See I already feel better! :) You see, we have to play the mind game ourselves. No one will do it for us. :)

Much Peace

Gwendolyn

probably it's a more widespread feeling, i have it also!

The "mirror effect" you are feeling i can relate to. In my personal history i have unconsciously ceased to ever see my image in mirrors (real mirrors, shop windows, photos, anything that let see me myself) for a very long time, roughly from my thirteen year to about a year ago, when i started hormones. I have uncovered also in my counselling, that my being transgendered was isolating me from my image at a very subconscious level to the point i was substantially refusing to see myself.

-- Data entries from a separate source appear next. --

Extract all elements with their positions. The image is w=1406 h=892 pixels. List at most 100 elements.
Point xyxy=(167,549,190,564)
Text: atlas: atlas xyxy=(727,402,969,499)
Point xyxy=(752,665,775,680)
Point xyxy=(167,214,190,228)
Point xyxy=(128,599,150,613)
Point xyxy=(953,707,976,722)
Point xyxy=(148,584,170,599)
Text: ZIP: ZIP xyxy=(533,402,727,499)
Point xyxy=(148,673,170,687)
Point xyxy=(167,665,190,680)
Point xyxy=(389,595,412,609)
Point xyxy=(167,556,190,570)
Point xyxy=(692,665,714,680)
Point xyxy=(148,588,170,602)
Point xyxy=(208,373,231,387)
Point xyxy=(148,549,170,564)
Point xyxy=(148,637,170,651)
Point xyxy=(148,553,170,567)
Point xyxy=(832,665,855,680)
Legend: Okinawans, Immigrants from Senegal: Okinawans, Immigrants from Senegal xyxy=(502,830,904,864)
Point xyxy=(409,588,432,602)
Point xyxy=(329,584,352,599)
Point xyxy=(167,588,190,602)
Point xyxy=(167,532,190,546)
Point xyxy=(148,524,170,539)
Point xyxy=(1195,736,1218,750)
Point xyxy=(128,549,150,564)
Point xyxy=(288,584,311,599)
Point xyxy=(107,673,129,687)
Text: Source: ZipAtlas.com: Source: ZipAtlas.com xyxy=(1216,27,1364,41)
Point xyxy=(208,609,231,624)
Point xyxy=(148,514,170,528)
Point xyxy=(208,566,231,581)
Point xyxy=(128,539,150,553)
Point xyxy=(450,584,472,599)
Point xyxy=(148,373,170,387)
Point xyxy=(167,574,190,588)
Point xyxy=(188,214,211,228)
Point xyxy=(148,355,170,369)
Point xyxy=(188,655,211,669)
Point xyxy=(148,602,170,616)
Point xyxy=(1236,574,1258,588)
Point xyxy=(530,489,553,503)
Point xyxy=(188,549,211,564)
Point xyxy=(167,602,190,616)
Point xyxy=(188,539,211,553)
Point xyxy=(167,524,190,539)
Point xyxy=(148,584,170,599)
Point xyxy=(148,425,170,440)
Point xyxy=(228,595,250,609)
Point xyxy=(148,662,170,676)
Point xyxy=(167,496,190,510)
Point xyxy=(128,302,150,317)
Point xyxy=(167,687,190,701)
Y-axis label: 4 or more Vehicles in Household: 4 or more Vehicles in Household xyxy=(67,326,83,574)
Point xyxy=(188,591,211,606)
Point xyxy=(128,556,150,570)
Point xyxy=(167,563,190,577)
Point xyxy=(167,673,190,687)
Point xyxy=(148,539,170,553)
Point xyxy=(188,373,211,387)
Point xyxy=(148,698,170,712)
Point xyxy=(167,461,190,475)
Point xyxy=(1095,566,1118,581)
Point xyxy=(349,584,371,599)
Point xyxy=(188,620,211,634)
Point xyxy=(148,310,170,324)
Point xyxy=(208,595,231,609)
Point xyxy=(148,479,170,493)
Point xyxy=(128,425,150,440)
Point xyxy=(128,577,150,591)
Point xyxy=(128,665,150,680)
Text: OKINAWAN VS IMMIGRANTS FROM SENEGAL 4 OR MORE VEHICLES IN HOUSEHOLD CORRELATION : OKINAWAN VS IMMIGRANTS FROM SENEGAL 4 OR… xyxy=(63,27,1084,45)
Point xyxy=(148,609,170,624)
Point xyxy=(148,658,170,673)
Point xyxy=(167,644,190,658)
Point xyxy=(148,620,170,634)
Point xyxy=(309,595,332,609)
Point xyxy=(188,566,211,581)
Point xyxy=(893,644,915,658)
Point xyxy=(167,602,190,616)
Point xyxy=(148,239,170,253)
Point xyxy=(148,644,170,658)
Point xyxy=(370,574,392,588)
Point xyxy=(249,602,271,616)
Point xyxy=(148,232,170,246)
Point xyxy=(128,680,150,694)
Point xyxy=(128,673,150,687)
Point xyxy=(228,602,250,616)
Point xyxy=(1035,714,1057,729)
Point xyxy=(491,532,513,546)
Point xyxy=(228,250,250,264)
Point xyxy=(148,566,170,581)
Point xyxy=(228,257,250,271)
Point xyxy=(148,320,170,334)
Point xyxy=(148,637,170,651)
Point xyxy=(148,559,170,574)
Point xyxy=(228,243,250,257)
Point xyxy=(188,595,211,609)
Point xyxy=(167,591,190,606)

You can just imagine what i felt when, with the hormones and the approaching of my SRS i slowly begun to simply see myself and more and more feeling proud to see myself. It's about the same time i seriously started to get proud of me and the work i do to take care of myself. Certainly i have a long way to go but i already lost many Kg. just in this process. It's a circle: as a transgendered person i have a very precise feeling of myself; then i really see me in the mirror, then i look critically at me, then i work to improve myself, then i feel proud, then i go back to square one.

but this proud feeling is strange. at work i can feel proud of something i've done, but it's a feeling that is easy to let go away. This being proud of myself, of the image of the real me approaching the internal imagine of me is a feeling more internal and more basic. I think it's connected to the self-esteem i have because i'm proud of myself and this feeling doesn't fade away but permeates all the other feelings i have.

I'm not sure if it's connected, but when i started feeling like this, i have noted also a more vibrant perception of the world; for example the colors. This year really really have grown to appreciate the vibrant colors of the world i live in, as a filter of sorts that was between the eyes and the world was teared away.

This, in turn, have brought me this sense of joy, of fulfilling existence i never known about before.

Just imagine the face of my mom when she had got me in front of a mirror just *smiling*. it's something i have not done from my childhood, so for 30 years or so. i think it was the moment she was convinced i am in the right path for me.

I sincerely hope your "mirror path" can get you that proud feeling to be finally oneself. I just can feel it in my heart for you and for me. It's a feeling i will feel and cherish for all my life, because it's so me it is me, actually. I wish and i am sure you will feel it also and grow with it as i am growing with it.

hugs
Andrea

(please excuse me for some unusual terms or grammar in english language. it is not my native one but i am getting better!)

It is OK

I still remember that, even if the feeling is slowly fading away now 7 years after the formal transition. But once the hormonal treatment starts you will probably do as I did. I looked so much in the mirror that I almost "wore" the mirror out. It was another kind of "miror-pain". What I did not realize was that the visual proof of something happening to me was so slow in the beginning that it could not be detected from one day to the next. I was close to call the whole thing off because I saw no changes. Then I just passed the full size mirror several times a day as before, but never even looked there beside checking on my hair or make up or clothes. Suddenly I did feel the increased sensivity in the budding breasts and realy dared to wach in the mirror wíth no clothing on. Joy over Joy, I even saw the difference. And from that day the long time of waiting was over. Even if the real operation was still far ahead. SO just try to get your mirror picture one of your friends. It will make Life so much better.
When you start to train the science of make-up, your razor-mirror will be your best friend anyway. Why not start on that practise as soon as possible?